You cannot do all you can do with *{ggplot2}*, it's just an exploration of some
ideas. Unlikely to go much further.

Some nice things that you can do more easily than in native *{ggplot2}* :

* data wrangling on plot data (assuming you use functions that don't drop attributes,
it seems *{dplyr}* functions don't, base R functions often do)
* keep track of the steps that built the plot.

## Installation

Install with:

``` r
remotes::install_github("moodymudskipper/ggframe")
```
## Functions

`map_aes()` sets an `aes` attribute.

`geom()`, `facet()`, `set_labs`, `set_coord()`, `set_theme()`, `set_scale()`
and `set_guide()` are quick and dirty wrappers that
add the relevant plot building call to the `layer` attribute,
I suppose a more serious version of the package would provide a wrapper for all
relevant *{ggplot2}* functions, with explicit arguments rather than just `...`.
One advantage here is that it works with other packages extending *{ggplot2}*.

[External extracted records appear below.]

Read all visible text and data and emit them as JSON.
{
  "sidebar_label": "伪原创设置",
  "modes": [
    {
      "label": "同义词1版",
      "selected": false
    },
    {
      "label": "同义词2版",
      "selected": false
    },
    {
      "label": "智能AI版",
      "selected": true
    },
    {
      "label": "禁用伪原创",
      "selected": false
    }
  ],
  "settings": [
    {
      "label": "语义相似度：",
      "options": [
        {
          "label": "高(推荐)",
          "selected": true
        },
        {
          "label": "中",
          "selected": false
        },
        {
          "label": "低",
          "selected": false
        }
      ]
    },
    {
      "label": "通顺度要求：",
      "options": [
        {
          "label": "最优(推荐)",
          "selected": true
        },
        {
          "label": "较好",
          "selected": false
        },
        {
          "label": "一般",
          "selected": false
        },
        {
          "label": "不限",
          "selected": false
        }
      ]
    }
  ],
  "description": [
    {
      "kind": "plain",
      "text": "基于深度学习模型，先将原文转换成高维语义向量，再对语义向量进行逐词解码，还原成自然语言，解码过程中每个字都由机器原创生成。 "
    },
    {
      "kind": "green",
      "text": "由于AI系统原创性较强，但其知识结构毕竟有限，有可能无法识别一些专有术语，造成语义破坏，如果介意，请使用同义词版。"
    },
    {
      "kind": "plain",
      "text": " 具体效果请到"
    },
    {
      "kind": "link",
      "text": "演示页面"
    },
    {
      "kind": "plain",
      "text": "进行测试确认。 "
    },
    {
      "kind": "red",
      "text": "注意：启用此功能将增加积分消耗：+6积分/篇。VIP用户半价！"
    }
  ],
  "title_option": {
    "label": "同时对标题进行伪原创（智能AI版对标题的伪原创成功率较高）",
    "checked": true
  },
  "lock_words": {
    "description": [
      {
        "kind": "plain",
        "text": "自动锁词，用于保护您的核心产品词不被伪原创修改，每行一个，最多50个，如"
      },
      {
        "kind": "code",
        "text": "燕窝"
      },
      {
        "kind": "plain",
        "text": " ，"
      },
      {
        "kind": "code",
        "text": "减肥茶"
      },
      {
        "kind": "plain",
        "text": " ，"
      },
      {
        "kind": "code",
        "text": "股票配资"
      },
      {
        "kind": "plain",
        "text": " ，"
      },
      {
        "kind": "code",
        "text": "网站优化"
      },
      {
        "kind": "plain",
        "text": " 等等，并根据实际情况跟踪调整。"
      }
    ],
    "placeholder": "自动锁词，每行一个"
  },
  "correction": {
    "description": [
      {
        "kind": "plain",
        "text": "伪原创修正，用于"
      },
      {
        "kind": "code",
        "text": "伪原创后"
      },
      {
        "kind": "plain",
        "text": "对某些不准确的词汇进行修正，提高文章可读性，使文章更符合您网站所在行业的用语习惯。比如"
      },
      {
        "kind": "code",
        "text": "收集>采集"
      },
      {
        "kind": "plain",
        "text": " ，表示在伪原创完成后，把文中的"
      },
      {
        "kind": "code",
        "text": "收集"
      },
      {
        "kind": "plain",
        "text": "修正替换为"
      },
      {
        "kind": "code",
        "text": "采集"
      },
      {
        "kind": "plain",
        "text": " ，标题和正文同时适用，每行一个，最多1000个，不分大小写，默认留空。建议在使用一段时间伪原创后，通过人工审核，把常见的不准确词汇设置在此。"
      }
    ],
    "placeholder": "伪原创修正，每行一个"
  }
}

`as_ggplot()` converts a ggframe object to a standard ggplot object.

## Examples

```{r}
library(dplyr, warn.conflicts = FALSE)
library(ggplot2) # needs to be attached, geoms etc can come from other packages too
library(ggframe)

# fast to type for a quick plot
iris %>%
geom("point", aes(Petal.Length, Petal.Width, color = Species))

# defining default aes
iris %>%
map_aes(Petal.Length, Petal.Width, color = Species) %>%
geom("point")

# wrangle the data after the layer definitions
iris %>%
map_aes(Petal.Length, Petal.Width, color = Species) %>%
geom("point") %>%
filter(Species != "versicolor")

# print data, aesthetics and layers
iris %>%
map_aes(Petal.Length, Petal.Width, color = Species) %>%
geom("point") %>%
slice_sample(n = 15) %>%
print(plot = FALSE)

# use set_* functions to leverage other features
iris %>%
map_aes(Petal.Length, Petal.Width, color = Species) %>%
geom("point") %>%
set_coord("fixed") %>%
set_theme("classic") %>%
set_scale("color_viridis_d") %>%
set_labs(title = "hello")
```

In *{ggplot2}* the `ggplot()` functions takes as optional arguments the data and aesthetics
to be inherited by further layers. It doesn't link explicitly aesthetics to a datasets
(you can define aesthetics to be inherited, but use a different dataset for every layer)
but it's quite rare to start without a default data layer nor default aesthetics.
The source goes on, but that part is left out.